I also want to look at the number of distinct clusters in each DBSCAN run

In [103]:
plt.figure()
for idx, val in enumerate(min_samples):
    plt.plot(epsilons, all_nclusters[idx], label = ('min_sample = ' + str(val)))
plt.xlabel('Epsilon')
plt.ylabel('Number of Clusters')
plt.grid(True)
plt.legend()
plt.show()

<IPython.core.display.Javascript object>

...and the number of outliers in each DBSCAN run

In [104]:
plt.figure()
for idx, val in enumerate(min_samples):
    plt.plot(epsilons, all_noutliers[idx], label = ('min_sample = ' + str(val)))
plt.xlabel('Epsilon')
plt.ylabel('Number of Outliers')
plt.grid(True)
plt.legend()
plt.show()

<IPython.core.display.Javascript object>

It is clear that as the number of clusters decreases, the number of outliers increases which is not ideal in this case since we are looking for closer to 2 clusters (not in the 100s) and as few outliers as possible.

I am going to select a DBSCAN clustering output with epsilon = 0.10 and min_sample = 11

In [106]:
dbscan = DBSCAN(eps=0.10, min_samples=11)
clus = dbscan.fit_predict(ANES_pca)

In [107]:
fig = plt.figure()
plt.clf()
ax = Axes3D(fig, rect=[0, 0, .95, 1], elev=48, azim=140)

plt.cla()

ax.scatter(ANES_pca[:, 0], ANES_pca[:, 1], ANES_pca[:, 2], c=clus, s=5)

ax.set_xlabel('lat')
ax.set_ylabel('lon')
ax.set_zlabel('alt')
plt.show()

<IPython.core.display.Javascript object>

  ax = Axes3D(fig, rect=[0, 0, .95, 1], elev=48, azim=140)

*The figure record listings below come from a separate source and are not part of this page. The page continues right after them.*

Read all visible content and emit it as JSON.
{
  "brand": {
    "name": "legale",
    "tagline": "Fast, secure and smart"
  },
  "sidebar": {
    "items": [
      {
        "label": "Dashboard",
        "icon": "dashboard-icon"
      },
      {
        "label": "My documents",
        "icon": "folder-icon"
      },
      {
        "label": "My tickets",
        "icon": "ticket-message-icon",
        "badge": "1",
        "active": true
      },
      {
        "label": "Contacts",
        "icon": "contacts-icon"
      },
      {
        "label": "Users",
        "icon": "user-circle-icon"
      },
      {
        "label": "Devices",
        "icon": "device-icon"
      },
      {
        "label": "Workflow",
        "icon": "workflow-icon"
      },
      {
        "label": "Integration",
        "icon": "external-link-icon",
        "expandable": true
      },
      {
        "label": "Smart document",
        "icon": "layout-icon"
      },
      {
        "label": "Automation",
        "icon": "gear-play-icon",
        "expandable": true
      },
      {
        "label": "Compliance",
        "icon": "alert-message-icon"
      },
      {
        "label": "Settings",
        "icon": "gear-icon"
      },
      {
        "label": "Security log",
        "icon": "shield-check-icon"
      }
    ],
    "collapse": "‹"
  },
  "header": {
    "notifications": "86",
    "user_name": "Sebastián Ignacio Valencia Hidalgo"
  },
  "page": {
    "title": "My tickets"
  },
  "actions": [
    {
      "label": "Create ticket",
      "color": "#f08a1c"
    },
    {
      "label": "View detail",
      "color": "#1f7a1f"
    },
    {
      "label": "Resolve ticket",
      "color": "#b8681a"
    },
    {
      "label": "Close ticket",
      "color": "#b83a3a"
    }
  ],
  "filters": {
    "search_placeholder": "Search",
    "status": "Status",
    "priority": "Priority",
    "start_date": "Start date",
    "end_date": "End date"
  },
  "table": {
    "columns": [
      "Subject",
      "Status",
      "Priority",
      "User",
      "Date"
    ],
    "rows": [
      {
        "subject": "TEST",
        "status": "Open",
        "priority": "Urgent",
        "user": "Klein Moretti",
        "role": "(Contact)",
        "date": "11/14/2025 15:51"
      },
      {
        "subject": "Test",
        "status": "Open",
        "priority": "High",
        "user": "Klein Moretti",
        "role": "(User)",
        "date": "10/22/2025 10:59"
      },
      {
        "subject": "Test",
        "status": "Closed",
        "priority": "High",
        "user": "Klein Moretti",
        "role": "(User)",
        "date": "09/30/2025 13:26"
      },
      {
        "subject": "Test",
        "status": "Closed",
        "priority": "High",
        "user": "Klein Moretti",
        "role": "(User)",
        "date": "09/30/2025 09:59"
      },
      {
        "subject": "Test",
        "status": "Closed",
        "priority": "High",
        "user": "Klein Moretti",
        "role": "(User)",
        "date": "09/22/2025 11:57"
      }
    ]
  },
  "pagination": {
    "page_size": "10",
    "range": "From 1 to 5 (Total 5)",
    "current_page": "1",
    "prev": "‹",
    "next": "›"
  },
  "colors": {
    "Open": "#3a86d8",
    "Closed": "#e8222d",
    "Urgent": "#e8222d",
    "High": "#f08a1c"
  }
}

Let's attempt K-means clustering with N = 2 clusters

In [111]:
from sklearn.cluster import KMeans
km = KMeans(n_clusters=2, random_state=1)
km.fit(ANES_pca)

KMeans(n_clusters=2, random_state=1)

In [112]:
set(km.labels_)

{0, 1}

In [113]:
km.labels_

array([0, 1, 1, ..., 1, 1, 1])

In [115]:
metrics.rand_score(km.labels_, ANES_clean.president)

0.5004081148110824

K-means does provide for the highest (but just barely) Rand Index between the clusters and known values of Presidential Preference.  It may be a better algorithm when comparing between a known value of outcomes (2) and clustering approaches.